The author provides a critical analysis of the arguments both for and against moral relativism in business ethics and favors moral universalism, an approach that emphasizes universal values and virtues in business ethics and their real-world applications.
How Is This Research Useful to Practitioners?
Business ethics are taught to improve business behavior, but the philosophical basis for the prevailing mindset in ethics education—moral relativism—rejects the notion that there are universally valid principles of right and wrong. Indeed, many business professionals and academics favor an approach that affords leeway in judgment according to the circumstances of a particular situation, rationalizing cultural and experiential differences to explain why questionable conduct may be justifiable. Additionally, those adopting a relativist approach to ethics contend that moral universalism stems from the arrogance of supposed cultural imperialism and that the complexity of business decisions does not lend itself well to the application of moral universalism.

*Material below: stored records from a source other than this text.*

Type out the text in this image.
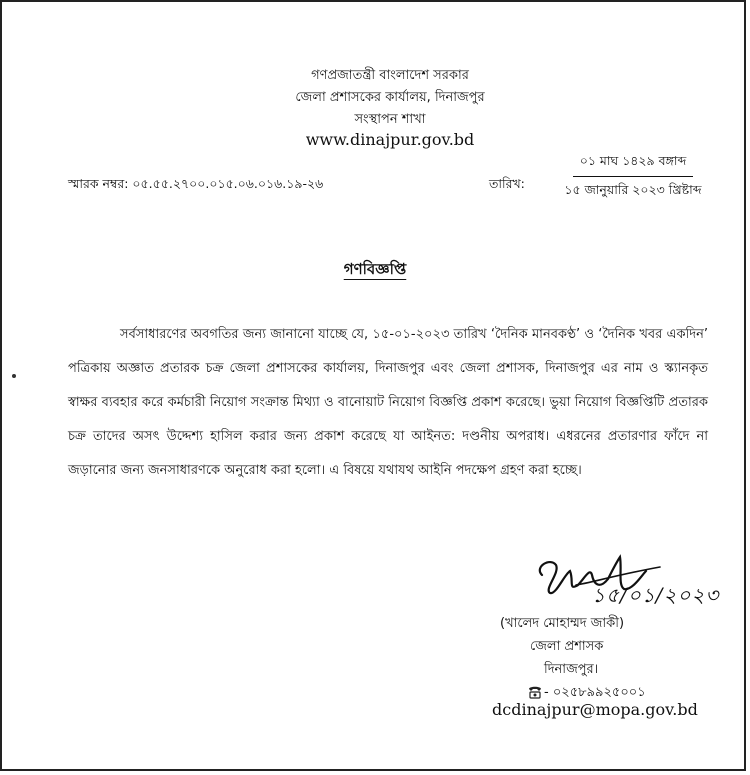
গণপ্রজাতন্ত্রী বাংলাদেশ সরকার
জেলা প্রশাসকের কার্যালয়, দিনাজপুর
সংস্থাপন শাখা
www.dinajpur.gov.bd
স্মারক নম্বর: ০৫.৫৫.২৭০০.০১৫.০৬.০১৬.১৯-২৬	তারিখ:
০১ মাঘ ১৪২৯ বঙ্গাব্দ
১৫ জানুয়ারি ২০২৩ খ্রিষ্টাব্দ
গণবিজ্ঞপ্তি

সর্বসাধারণের অবগতির জন্য জানানো যাচ্ছে যে, ১৫-০১-২০২৩ তারিখ ‘দৈনিক মানবকণ্ঠ’ ও ‘দৈনিক খবর একদিন’ পত্রিকায় অজ্ঞাত প্রতারক চক্র জেলা প্রশাসকের কার্যালয়, দিনাজপুর এবং জেলা প্রশাসক, দিনাজপুর এর নাম ও স্ক্যানকৃত স্বাক্ষর ব্যবহার করে কর্মচারী নিয়োগ সংক্রান্ত মিথ্যা ও বানোয়াট নিয়োগ বিজ্ঞপ্তি প্রকাশ করেছে। ভুয়া নিয়োগ বিজ্ঞপ্তিটি প্রতারক চক্র তাদের অসৎ উদ্দেশ্য হাসিল করার জন্য প্রকাশ করেছে যা আইনত: দণ্ডনীয় অপরাধ। এধরনের প্রতারণার ফাঁদে না জড়ানোর জন্য জনসাধারণকে অনুরোধ করা হলো। এ বিষয়ে যথাযথ আইনি পদক্ষেপ গ্রহণ করা হচ্ছে।

১৫/০১/২০২৩
(খালেদ মোহাম্মদ জাকী)
জেলা প্রশাসক
দিনাজপুর।
- ০২৫৮৯৯২৫০০১
dcdinajpur@mopa.gov.bd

It is against this backdrop that the author examines and discusses the often fallacious arguments for moral relativism. For business ethics to free itself from the relativist trap, it must reject the relativism and skepticism that often accompany it. Moral relativism has several iterations that professors and students of business ethics sometimes confuse. One view holds that different peoples’ and societies’ ethical beliefs differ and often conflict. Another contends that there is no universal truth and that justification of one ethical judgment against another is thus futile. Given these contextual nuances, adherents of such views claim that it is impossible to defend one decision as more ethical than another.
The author examines what factors have given rise to the confusion surrounding moral relativism and its popularity. Its justification comes from the high degree to which the business world has become global and the attendant difficulties in applying judgments in cross-cultural situations. Another factor is the role of multicultural management consultants who overemphasize cultural differences to justify and perpetuate their existence. Finally, academics often subscribe to relativist tenets, which contribute meaningfully to the prevailing approaches to ethics training.
Getting students and academics to embrace moral universalism is difficult. They need to understand that there can be a better way to function when faced with complex ethical situations. Such an approach should not be equated with omniscience, and its defense should not be conflated with the notion of Western superiority. Rather than suggest that people absorb a complex body of philosophical writings, the author proposes several provocative, real-world examples that highlight the contradictory and confusing nature of relativism. Practitioners and students can thus engage in critical thinking and then be able to approach business case studies with a clearer perspective.
Academics, training directors, and practitioners should find this discussion thought-provoking and challenging to the conventional mindset that has dominated this area of business education.
How Did the Author Conduct This Research?
Because business has become increasingly multinational, ethical dilemmas are inevitable, arising from practices that span multiple cultures. How an individual evaluates and resolves such situations will depend on how much he or she embraces moral universalism and rejects moral relativism.
The author rigorously investigates and analyzes the philosophical basis of ethics and how leading proponents of moral relativism have achieved prominence in ethics education. From there, he considers actual cultural situations, applying and examining the moral relativist mindset, to encourage students and practitioners to think critically and consider the merits of moral universalism versus moral relativism in a way that recognizes the nature of ethics as a continuous process of clarification.
There should be a clear and unambiguous understanding of what constitutes right and wrong. Yet, prevailing academic literature and business practice argue otherwise. For business ethics to be meaningful in instruction and application, moral universalism must prevail. Too often, students, professors, and practitioners succumb to a relativist approach that avoids difficult and critical decisions. The application of this debate could not be more timely in the wake of the recent global financial crisis, which resulted from a decades-long decline in regulation in favor of free market arguments. Justifications for this approach seem to be more readily forthcoming than admission of wrongdoing and accountability. Business ethics education and training that returns to the basics of right versus wrong is both necessary and long overdue in a world that grows increasingly complex.